Using creativity in the classroom also helps students connect between subjects; it allows you, as the teacher, to blur the lines, bringing relevant ideas from other classes into your science lab.

It also helps students connect new information to what they’ve already learned.


Creativity and project-based learning 

While understanding that creativity is essential— even in science— one of the best ways to instill creative thinking in your science students is through projects.

Getting students hands-on with science lets them learn the art of experimentation and allows them to practice some out-of-the-box thinking.

The most creative scientists are those who can take hard facts and turn them on their heads.

They can see something lurking in the data that nobody else has noticed, creating a unique hypothesis.

Encouraging students to think this way requires practice, and a project-based learning strategy is a great way to make this all come together organically.

This pairing works because project-based learning is more than just tossing in an activity here and there. It’s about infusing the entire curriculum with a project-based approach.

Crafting activities students work on over a more extended period of time so that they can put more thought into them is a tenant of project-based learning. 

This lends itself readily to a science classroom and creative thinking.


Creating opportunities for out-of-the-box thinking

Another significant piece of PBL that has considerable benefits in the science classroom is the learning strategy’s pliability to incorporate the real world.

Tying science to real-world examples in a hands-on environment helps students see how the concepts apply to them.

You can show students science in their own lives or their own community, then ask them to get creative in solving local issues or even strategizing ways to address potential problems.

You’re giving them the tools to think about the issue in a general way and the scenario where they need creativity to apply those tools.

With one easy prompt, you’ve incorporated all the tenants of PBL and gotten students to really think.

Creativity examples

Examples of science activities that involve creative thinking are vast since creativity is applicable in every sect of science thanks to the hypothesis.

Whether they’re reimagining the big picture, focusing on a single component, deciding what direction to take, or making guesses, all of which require much creative thinking.

Not only must you imagine what the outcomes could be, but you have to create the method to get from your hypothesis to the solution.

From the hypothesis comes the application, a great place to really drive home the connection between science and original thought.

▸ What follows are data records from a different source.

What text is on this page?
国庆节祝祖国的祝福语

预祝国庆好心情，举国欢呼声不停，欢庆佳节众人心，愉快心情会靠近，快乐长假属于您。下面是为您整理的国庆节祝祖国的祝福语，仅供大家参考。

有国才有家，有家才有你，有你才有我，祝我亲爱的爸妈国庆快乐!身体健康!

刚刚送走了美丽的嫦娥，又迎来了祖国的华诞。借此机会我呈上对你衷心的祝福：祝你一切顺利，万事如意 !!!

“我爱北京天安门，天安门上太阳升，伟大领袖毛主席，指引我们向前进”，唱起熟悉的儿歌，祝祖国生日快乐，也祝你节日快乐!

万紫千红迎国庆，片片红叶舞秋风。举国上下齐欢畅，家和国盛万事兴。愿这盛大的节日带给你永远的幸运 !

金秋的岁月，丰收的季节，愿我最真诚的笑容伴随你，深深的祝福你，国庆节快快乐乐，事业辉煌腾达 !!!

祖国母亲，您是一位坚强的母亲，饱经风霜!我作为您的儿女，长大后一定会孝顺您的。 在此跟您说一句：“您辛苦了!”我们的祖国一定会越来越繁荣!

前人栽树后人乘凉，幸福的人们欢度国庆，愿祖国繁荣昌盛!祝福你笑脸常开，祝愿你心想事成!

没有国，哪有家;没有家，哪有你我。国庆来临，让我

To do this, the best type of project asks students to create something entirely new.

For example, ask students to create their own sundial after teaching them about the Earth’s rotation and the orbit of our moon and sun.

Then ask them:

Does your sundial give an accurate time when tested?

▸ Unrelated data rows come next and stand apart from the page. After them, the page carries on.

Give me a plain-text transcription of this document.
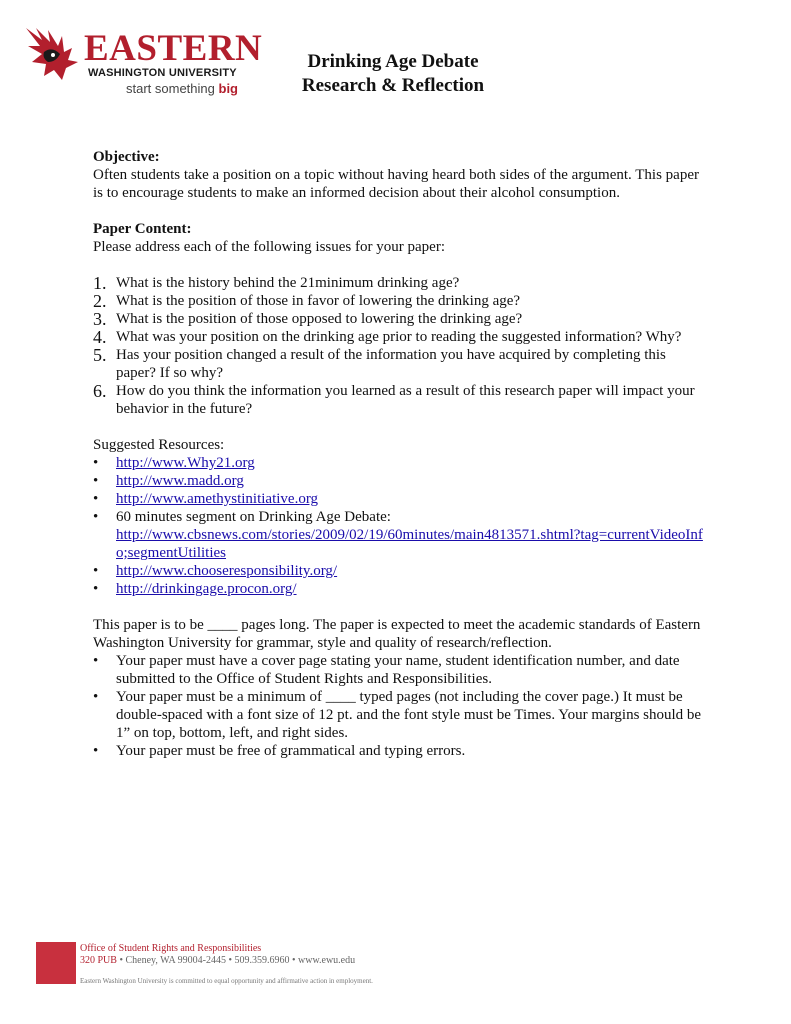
EASTERN
WASHINGTON UNIVERSITY
start something big
Drinking Age Debate
Research & Reflection

Objective:

Often students take a position on a topic without having heard both sides of the argument. This paper is to encourage students to make an informed decision about their alcohol consumption.

Paper Content:

Please address each of the following issues for your paper:

1. What is the history behind the 21minimum drinking age?
2. What is the position of those in favor of lowering the drinking age?
3. What is the position of those opposed to lowering the drinking age?
4. What was your position on the drinking age prior to reading the suggested information? Why?
5. Has your position changed a result of the information you have acquired by completing this paper? If so why?
6. How do you think the information you learned as a result of this research paper will impact your behavior in the future?

Suggested Resources:

• http://www.Why21.org
• http://www.madd.org
• http://www.amethystinitiative.org
• 60 minutes segment on Drinking Age Debate:
http://www.cbsnews.com/stories/2009/02/19/60minutes/main4813571.shtml?tag=currentVideoInfo;segmentUtilities
• http://www.chooseresponsibility.org/
• http://drinkingage.procon.org/

This paper is to be ____ pages long. The paper is expected to meet the academic standards of Eastern Washington University for grammar, style and quality of research/reflection.

• Your paper must have a cover page stating your name, student identification number, and date submitted to the Office of Student Rights and Responsibilities.
• Your paper must be a minimum of ____ typed pages (not including the cover page.) It must be double-spaced with a font size of 12 pt. and the font style must be Times. Your margins should be 1” on top, bottom, left, and right sides.
• Your paper must be free of grammatical and typing errors.
Office of Student Rights and Responsibilities
320 PUB • Cheney, WA 99004-2445 • 509.359.6960 • www.ewu.edu
Eastern Washington University is committed to equal opportunity and affirmative action in employment.
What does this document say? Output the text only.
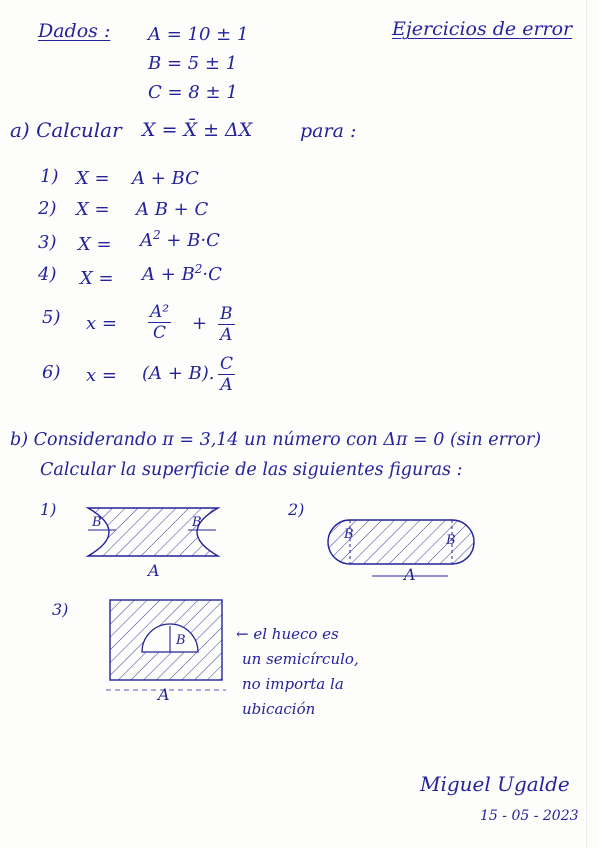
Dados :	Ejercicios de error
A = 10 ± 1
B = 5 ± 1
C = 8 ± 1
a) Calcular X = X̄ ± ΔX	para :
1) X = A + BC
2) X = A B + C
3) $X = A^2 + B\cdot C$
4) $X = A + B^2\cdot C$
5) $x = \frac{\text{A²}}{C} + \frac{B}{A}$
6) x = (A + B). $\frac{C}{A}$
b) Considerando π = 3,14 un número con Δπ = 0 (sin error)
Calcular la superficie de las siguientes figuras :
1)
B	B
A
2)
B	B
A
3)
B
A
← el hueco es
un semicírculo,
no importa la
ubicación
Miguel Ugalde
15 - 05 - 2023
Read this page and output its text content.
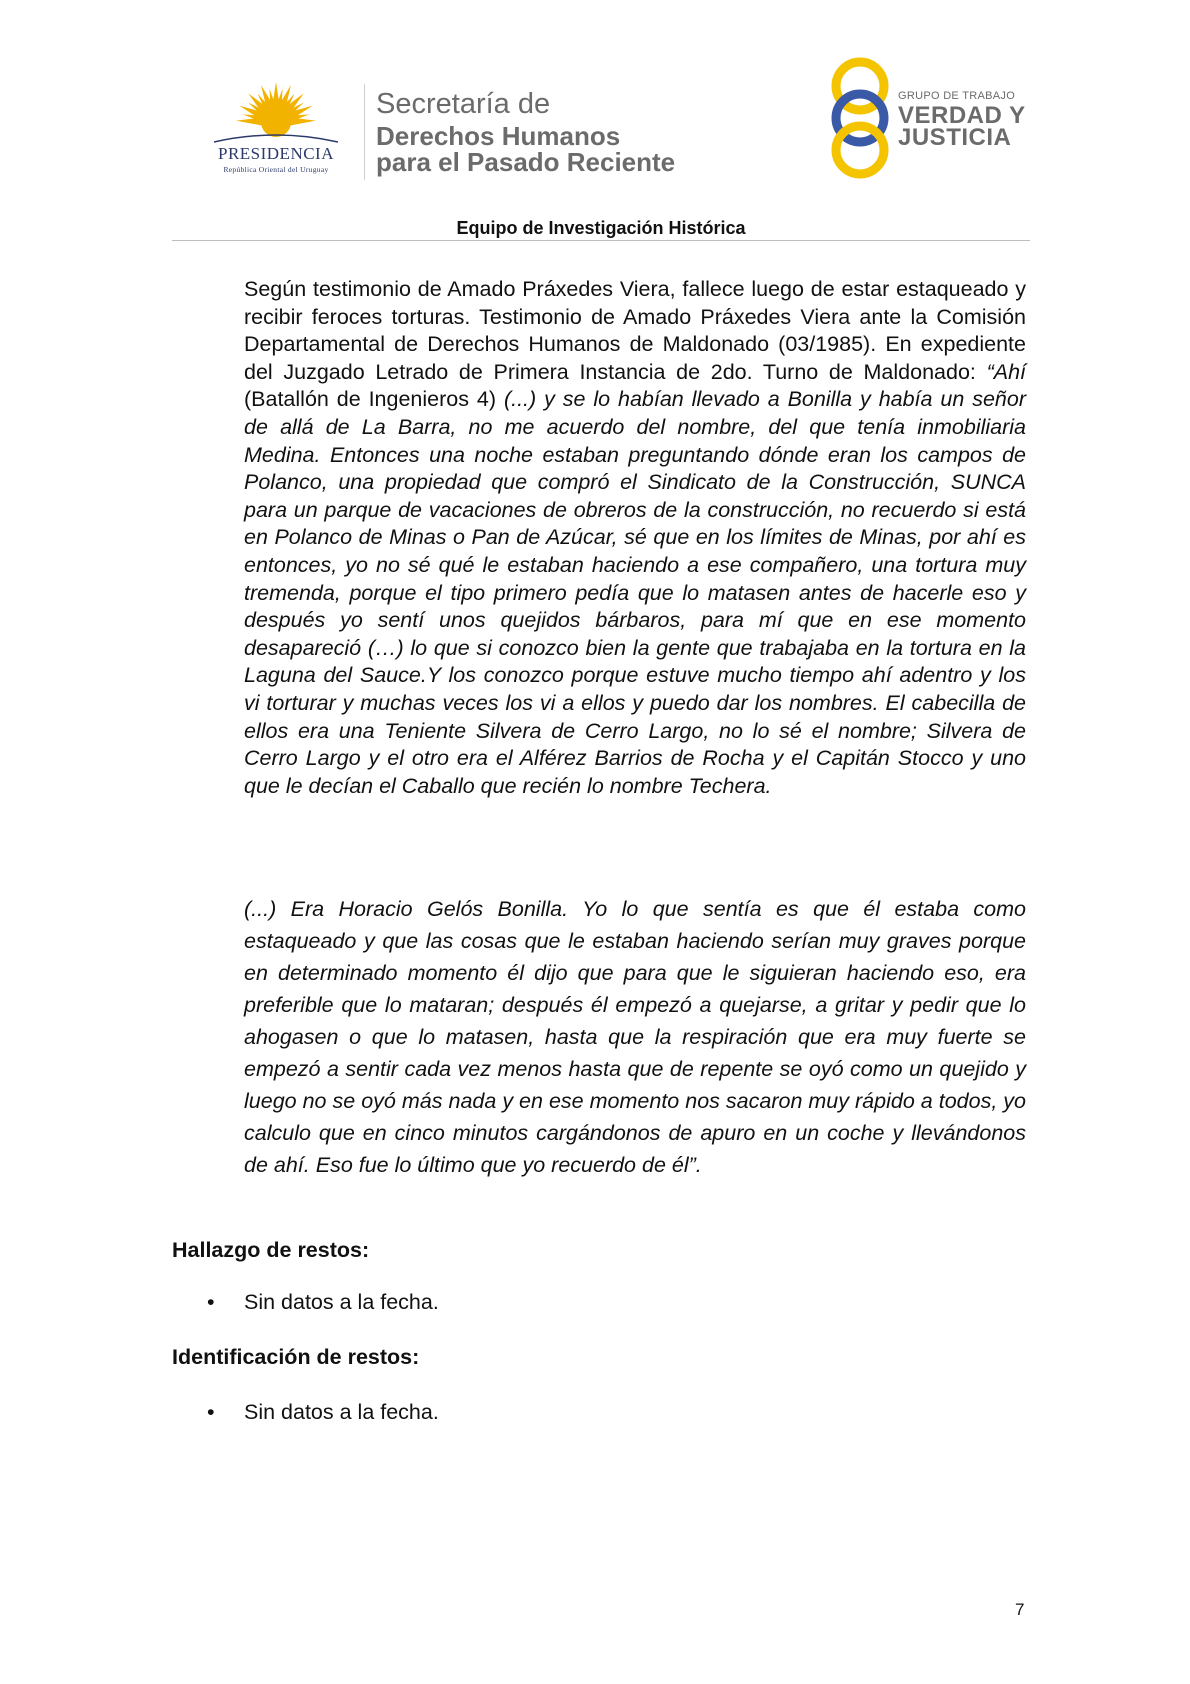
PRESIDENCIA
República Oriental del Uruguay
Secretaría de
Derechos Humanos
para el Pasado Reciente
GRUPO DE TRABAJO
VERDAD Y
JUSTICIA
Equipo de Investigación Histórica
Según testimonio de Amado Práxedes Viera, fallece luego de estar estaqueado y recibir feroces torturas. Testimonio de Amado Práxedes Viera ante la Comisión Departamental de Derechos Humanos de Maldonado (03/1985). En expediente del Juzgado Letrado de Primera Instancia de 2do. Turno de Maldonado: “Ahí (Batallón de Ingenieros 4) (...) y se lo habían llevado a Bonilla y había un señor de allá de La Barra, no me acuerdo del nombre, del que tenía inmobiliaria Medina. Entonces una noche estaban preguntando dónde eran los campos de Polanco, una propiedad que compró el Sindicato de la Construcción, SUNCA para un parque de vacaciones de obreros de la construcción, no recuerdo si está en Polanco de Minas o Pan de Azúcar, sé que en los límites de Minas, por ahí es entonces, yo no sé qué le estaban haciendo a ese compañero, una tortura muy tremenda, porque el tipo primero pedía que lo matasen antes de hacerle eso y después yo sentí unos quejidos bárbaros, para mí que en ese momento desapareció (…) lo que si conozco bien la gente que trabajaba en la tortura en la Laguna del Sauce.Y los conozco porque estuve mucho tiempo ahí adentro y los vi torturar y muchas veces los vi a ellos y puedo dar los nombres. El cabecilla de ellos era una Teniente Silvera de Cerro Largo, no lo sé el nombre; Silvera de Cerro Largo y el otro era el Alférez Barrios de Rocha y el Capitán Stocco y uno que le decían el Caballo que recién lo nombre Techera.
(...) Era Horacio Gelós Bonilla. Yo lo que sentía es que él estaba como estaqueado y que las cosas que le estaban haciendo serían muy graves porque en determinado momento él dijo que para que le siguieran haciendo eso, era preferible que lo mataran; después él empezó a quejarse, a gritar y pedir que lo ahogasen o que lo matasen, hasta que la respiración que era muy fuerte se empezó a sentir cada vez menos hasta que de repente se oyó como un quejido y luego no se oyó más nada y en ese momento nos sacaron muy rápido a todos, yo calculo que en cinco minutos cargándonos de apuro en un coche y llevándonos de ahí. Eso fue lo último que yo recuerdo de él”.
Hallazgo de restos:
• Sin datos a la fecha.
Identificación de restos:
• Sin datos a la fecha.
7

Why did you pick these specific materials?

If the time wasn’t accurate, what adjustments did you make to address the issue?


Through an activity like this, students learn some science, are given complete freedom to apply it, and then have to explain why it worked/didn’t work and how they managed that.

This is the essence of scientific exploration.

Even when there’s no easy connection between a concept and creative thinking, there’s always a way to kick things up a notch.

How? The answer is art.

Creativity in the science classroom is easy to achieve if students are asked to display data.

They may only be working with hard facts and data points, but figuring out how to map that information so it’s easy to understand visually requires much thinking.

Creative thinking is really what scientists do

When we think about the science we know today, it’s easy to forget that at some point in history, what we know as facts were just creative ideas that still needed testing.

Thinking of Darwin, Einstein, Curie, Tesla (and so many others) — they brought new ideas into existence that have changed the world.

This is why creative thinking and science go hand-in-hand.

This is why teaching science shouldn’t be just about data and facts; it should be about how to use all that information to its greatest potential.

It’s about how those facts can inspire the next generation to think creatively like a scientist.